The Chicago architect, educator, and establishment antagonist Stanley Tigerman died yesterday at the age of 88.
Tigerman was a member of what came to be known as the Chicago Seven, a group of architects who rebelled against the high modernism of Mies van der Rohe. (Tigerman greatly admired the master architect’s work, though, and he lived full-time in a Mies building.) He gained a reputation as an iconoclast with works like the Daisy House, a 1972 Indiana family residence that resembles complementary male and female anatomy in plan.
Works like Daisy House, the Lakeside Residence, and the Formica Showroom launched him into the director’s role at the School of Architecture at the University of Illinois at Chicago.

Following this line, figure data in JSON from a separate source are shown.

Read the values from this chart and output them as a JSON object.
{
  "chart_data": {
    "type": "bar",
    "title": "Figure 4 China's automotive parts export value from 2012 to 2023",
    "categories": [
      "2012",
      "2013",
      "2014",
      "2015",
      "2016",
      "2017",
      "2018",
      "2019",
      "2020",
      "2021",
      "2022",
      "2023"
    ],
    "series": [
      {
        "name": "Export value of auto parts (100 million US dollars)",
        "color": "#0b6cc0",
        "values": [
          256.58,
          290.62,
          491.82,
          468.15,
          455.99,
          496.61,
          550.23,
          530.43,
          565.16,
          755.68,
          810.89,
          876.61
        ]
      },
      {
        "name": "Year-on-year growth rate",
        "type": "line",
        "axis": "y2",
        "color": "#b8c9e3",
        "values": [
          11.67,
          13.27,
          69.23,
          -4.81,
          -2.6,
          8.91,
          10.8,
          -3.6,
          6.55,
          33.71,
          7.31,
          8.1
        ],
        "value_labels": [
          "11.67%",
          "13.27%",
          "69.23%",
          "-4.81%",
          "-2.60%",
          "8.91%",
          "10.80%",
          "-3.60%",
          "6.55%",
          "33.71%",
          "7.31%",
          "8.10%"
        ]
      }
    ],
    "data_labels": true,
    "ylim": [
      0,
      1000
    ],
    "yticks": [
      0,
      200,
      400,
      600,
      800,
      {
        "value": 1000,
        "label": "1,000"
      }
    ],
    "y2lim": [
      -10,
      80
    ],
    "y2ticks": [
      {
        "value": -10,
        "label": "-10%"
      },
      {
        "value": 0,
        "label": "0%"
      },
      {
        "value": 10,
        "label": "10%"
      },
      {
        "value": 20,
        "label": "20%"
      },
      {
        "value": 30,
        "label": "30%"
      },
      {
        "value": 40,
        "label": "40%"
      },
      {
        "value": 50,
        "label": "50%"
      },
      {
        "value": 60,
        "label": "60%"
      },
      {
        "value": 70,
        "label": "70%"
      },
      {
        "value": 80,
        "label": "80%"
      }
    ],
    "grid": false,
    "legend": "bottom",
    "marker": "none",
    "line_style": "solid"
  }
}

Over the course of his almost six-decade career, Tigerman wrote seven books and designed around 450 buildings in Chicago, Japan, and beyond. He and architect Margaret McCurry, his second wife, co-founded Tigerman McCurry in 1986. They only designed as a team when clients asked for joint services, however. “‘It’s just that it’s easier to not have anyone question what he draws except for the client,’ McCurry told the Chicago Reader in 2003. ‘[and] this is like having two clients.'”
In a 2015 exhibition at the Chicago Architecture Club, Tigerman unveiled a follow-up to The Titanic, seen in the top image here. The Epiphany drops a hydrogen bomb on Mies’s Crown Hall as well as Frank Gehry’s Guggenheim Bilbao to protest what Tigerman characterized as a fixation on architectural icons. At the opening, the elder statesman praised today’s up-and-coming young architects: “I am very pleased with the current generation. I feel good. I can go now.”